Zelle, Karl-Günter, Hitlers zweifelnde Elite. Goebbels - Göring - Himmler - Speer. Schöningh, Paderborn 2010. 503 S., 20 Abb. Besprochen von Martin Moll.

 

Hitlers Elite kann heute auf der Reichsebene als nahezu lückenlos und auf der Ebene der Gauleiter als immerhin weitgehend biographisch erforscht gelten. Dabei wurden diese Männer jedoch, wie es der Titel einer populären ZDF-Serie aus der Produktion Guido Knopps, „Hitlers Helfer“, treffend ausdrückt, durchgängig als Satrapen, Zuarbeiter, Vollstrecker, jedenfalls als willige Werkzeuge des Diktators gesehen, deren „Treue zum Führer“ – wenn überhaupt – erst in den letzten Kriegstagen ins Wanken geriet.
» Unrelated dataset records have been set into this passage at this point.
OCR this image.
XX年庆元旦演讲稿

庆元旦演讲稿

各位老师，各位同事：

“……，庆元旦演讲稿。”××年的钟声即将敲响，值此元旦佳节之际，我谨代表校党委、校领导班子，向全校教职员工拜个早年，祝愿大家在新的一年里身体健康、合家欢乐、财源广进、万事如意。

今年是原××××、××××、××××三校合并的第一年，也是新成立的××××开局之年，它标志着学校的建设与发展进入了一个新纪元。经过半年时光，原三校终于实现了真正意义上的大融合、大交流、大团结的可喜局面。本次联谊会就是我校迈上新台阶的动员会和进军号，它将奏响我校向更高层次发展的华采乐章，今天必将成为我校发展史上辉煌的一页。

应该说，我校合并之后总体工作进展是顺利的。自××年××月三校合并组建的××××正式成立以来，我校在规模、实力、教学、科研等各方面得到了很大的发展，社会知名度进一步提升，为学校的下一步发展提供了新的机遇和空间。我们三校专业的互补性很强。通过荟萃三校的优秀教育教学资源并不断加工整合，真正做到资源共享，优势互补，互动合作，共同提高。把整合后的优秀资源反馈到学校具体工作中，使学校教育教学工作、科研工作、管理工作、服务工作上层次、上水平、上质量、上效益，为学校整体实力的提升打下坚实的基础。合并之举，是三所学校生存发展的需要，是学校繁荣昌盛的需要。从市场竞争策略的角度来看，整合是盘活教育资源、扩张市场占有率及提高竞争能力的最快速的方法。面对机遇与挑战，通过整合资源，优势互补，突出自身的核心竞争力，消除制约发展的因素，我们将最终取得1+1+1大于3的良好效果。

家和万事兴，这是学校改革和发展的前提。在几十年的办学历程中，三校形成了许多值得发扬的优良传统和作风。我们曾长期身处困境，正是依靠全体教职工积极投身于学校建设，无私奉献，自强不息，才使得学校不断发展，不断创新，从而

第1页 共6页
Nur selten wurde gefragt, ob zumindest einige Führungsfiguren eigenständige politische Konzeptionen verfolgten und ob die Führer-Bindung angesichts des ab 1942 manifesten Weges in den Untergang erodierte. Der Niedergang des Hitler-Mythos wurde von dem britischen Historiker Sir Ian Kershaw schon vor drei Jahrzehnten untersucht; für die Elite des Regimes fehlen solche Studien bislang, was umso mehr erstaunt, als die meisten der zum innersten Kern der NS-Herrschaft zählenden Männer über beachtliche intellektuelle Kapazitäten verfügten, ihnen also in der zweiten Kriegshälfte klar sein musste, wohin die Reise ging: In die Katastrophe ihres Volkes, aber auch in ihren eigenen höchstpersönlichen Untergang.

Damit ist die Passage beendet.